Incidents like this made me realize the mentality of people today, they want to press a button and be entertained within minutes and never having to bother to think for themselves or actually do anything themselves. This forces game developers to actually remove or dumb down features, since any button to much is a possibility the customer can do something wrong or has to do anything at all. Ideally the customer only has to press one button called "Play" and the game will do anything automatically from there and the first random encounter in the game will be arranged that the customers has a good experience, since he will not bother to try again.

Actually I think having to press a button is already too hard of a task for most dumbed down consumers today, the game has to do a popup telling them what to do all the time and/or sometimes even automatically press the button, otherwise the average dumbed down consumer would never be able to figure out what button to press on his own. I know this since I put features into my game that probably nobody ever used or at least 99% or 99,9% or 99,99% never used it and I not only had them on hotkeys referenced in the manual but also made GUI buttons for it on the main menu yet nobody probably ever clicks them. Sure I don't have tracking on my game, so I don't actually know how many pressed it, but from the reactions I get I can assume that they have no clue they exist, especially when they complain those features don't exist, even though they do exist.

The stupidity I encountered after releasing my game was absolutely amazing to me, people comment things that are completely false and even if you have absolute proof that the claims are false, they still think they are right, since they are the consumers. They don't care that I worked thousands of hours to provide them a free game with free service, they demand to be entertained and to get support, since they are the customers.

I think the main reasons gamers have become more stupid are:

1. Computers and computer gaming has become mainstream, so you got more idiots in it than in the past, where only intelligent people could handle computers.
2. The industry appealing to the increased customer base of more idiots, since if stupid people can use your product also, you get a bigger customer base.
3. The consumers being too lazy and uncoordinated to actually change anything.

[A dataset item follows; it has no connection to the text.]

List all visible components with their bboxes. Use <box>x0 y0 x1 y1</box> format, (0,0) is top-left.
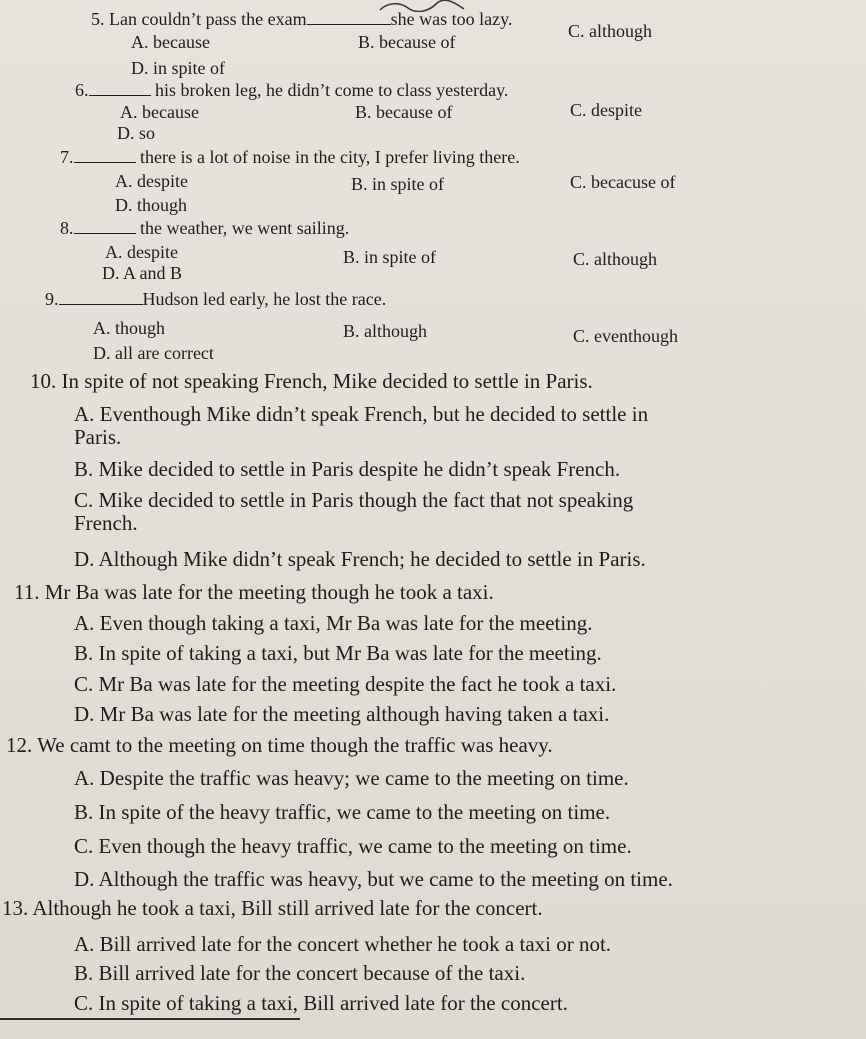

In the end it is probably the industry who is the main cause for this, but they domesticated their customers to give them more money and now they cannot turn back and if you dig even deeper, the industry itself does not have that much freedom of choice anyway, since the industry needs to make profit and stupid customers are good for profit, so they breed more stupid customers.

And in the very end it is probably the consumer who is the main cause, since the industry just wants to make profit and the consumer decides what makes the most profit, since he generates it, the problem is just that the consumer has the power, but does not make use of it.

It is a complicated interdependence you hardly can get out: People are garbage so people get garbage, which then makes them more garbage which then makes them get more garbage and so on. It is an unconscious spiral of doom, you can only get out through becoming conscious.